Mauritius and Hong Kong currently do not impose any taxes on capital gains from sale of shares derived by non-residents not conducting a business in the jurisdiction. Should Hong Kong or Mauritius introduce capital gains tax or a WHT on such gains in the future, the CDTA provides a tax exemption from disposal of shares:

  • gains derived from alienation of shares of a non-property rich company (i.e. a company with 50% or less of its asset value derived from immovable property situated in Mauritius or Hong Kong); and
  • gains derived from alienation of shares of a property rich company (i.e. a company with more than 50% of its asset value derived from immovable property situated in Mauritius or Hong Kong) under the following circumstances:
    • alienation of shares listed on recognised stock exchanges;
    • alienation of shares under a reorganisation of company, a merger, a scission or any similar arrangements; or
    • alienation of shares in a company deriving more than 50% of its asset value from immovable property in which it carries on its business.

Elimination of double taxation (Article 22)

Under the CDTA, double taxation in Hong Kong will be eliminated by way of tax credit – i.e. any Mauritius taxes paid under the laws of Mauritius and in accordance with the CDTA in respect of income derived by a Hong Kong resident from Mauritius will be allowed as a credit against the tax payable in Hong Kong in respect of that income, subject to a cap of the Hong Kong tax payable on that income.

On the other hand, the domestic law of Mauritius already allows for taxes suffered overseas to be used as credit in Mauritius, subject to a cap of the Mauritius tax payable on that income. 

Entitlement to benefits (Article 27)

The CDTA has incorporated the “principal purposes test” for preventing treaty shopping which applies to all articles in the CDTA including the Dividends, Interest, Royalties and Capital gains articles.

KPMG observations

We welcome the signing of the CDTA between Hong Kong and Mauritius.

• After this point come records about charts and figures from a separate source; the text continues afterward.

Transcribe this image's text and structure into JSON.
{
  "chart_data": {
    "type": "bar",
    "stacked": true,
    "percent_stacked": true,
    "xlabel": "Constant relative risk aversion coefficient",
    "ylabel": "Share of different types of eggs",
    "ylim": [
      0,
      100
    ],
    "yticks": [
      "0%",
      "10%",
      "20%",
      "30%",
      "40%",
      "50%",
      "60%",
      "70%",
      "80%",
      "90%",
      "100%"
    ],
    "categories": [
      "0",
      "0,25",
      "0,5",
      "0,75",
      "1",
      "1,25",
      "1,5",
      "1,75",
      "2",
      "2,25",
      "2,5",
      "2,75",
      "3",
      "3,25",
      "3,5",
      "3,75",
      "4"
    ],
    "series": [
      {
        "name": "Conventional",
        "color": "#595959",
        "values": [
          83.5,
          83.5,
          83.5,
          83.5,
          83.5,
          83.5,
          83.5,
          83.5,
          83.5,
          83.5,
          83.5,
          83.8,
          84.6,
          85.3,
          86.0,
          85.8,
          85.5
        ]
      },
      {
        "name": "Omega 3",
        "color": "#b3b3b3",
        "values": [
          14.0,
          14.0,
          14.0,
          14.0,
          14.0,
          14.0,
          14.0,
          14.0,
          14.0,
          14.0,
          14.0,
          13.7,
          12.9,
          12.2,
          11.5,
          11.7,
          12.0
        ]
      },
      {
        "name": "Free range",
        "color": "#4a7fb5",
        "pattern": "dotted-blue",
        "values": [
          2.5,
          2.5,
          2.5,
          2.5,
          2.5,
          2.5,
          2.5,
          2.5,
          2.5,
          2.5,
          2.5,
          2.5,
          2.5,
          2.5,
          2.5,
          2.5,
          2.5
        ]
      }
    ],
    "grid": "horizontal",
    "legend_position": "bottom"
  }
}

It signifies the efforts of both the Hong Kong and Mauritius governments to promote economic and trade connections between the two places. The CDTA is compliant with most of the latest international tax principles and is likely to boost investments between the two jurisdictions. 

Under the CDTA, Hong Kong resident companies may benefit from (1) the reduced WHT rates on interest or royalties derived from Mauritius and (2) a tax exemption for business profits (including service fee income) in Mauritius in the absence of a PE in Mauritius. On the other hand, Mauritius resident companies may enjoy a number of tax exemptions on income from Hong Kong including tax exemption on their business profits in Hong Kong in the absence of a PE in Hong Kong. 

1  The CDTA can be accessed via this link:
https://www.ird.gov.hk/eng/pdf/Agreement_Mauritius_HongKong.pdf

2  A company incorporated in Hong Kong or a company incorporated outside Hong Kong but being normally managed or controlled in Hong Kong is a Hong Kong resident.

3  The OECD’s final report on BEPS Action 7 can be accessed via this link:
9789264241220-en.pdf (oecd-ilibrary.org)

4  There is a beneficial ownership requirement in the Dividends, Interest and Royalties articles.

5  Since Hong Kong and Mauritius currently do not impose any WHT on dividends, the conditions for applying the 0% rate / the 5% rate under the CDTA would only become relevant should Hong Kong or Mauritius impose a     WHT on dividends in the future.

6  The 0% rate applies to interest paid to the Hong Kong and Mauritius government and other specified government bodies. The 5% rate applies to all other cases.

7  The definition of “royalties” in the CDTA does not include rentals from use of industrial, commercial or scientific equipment.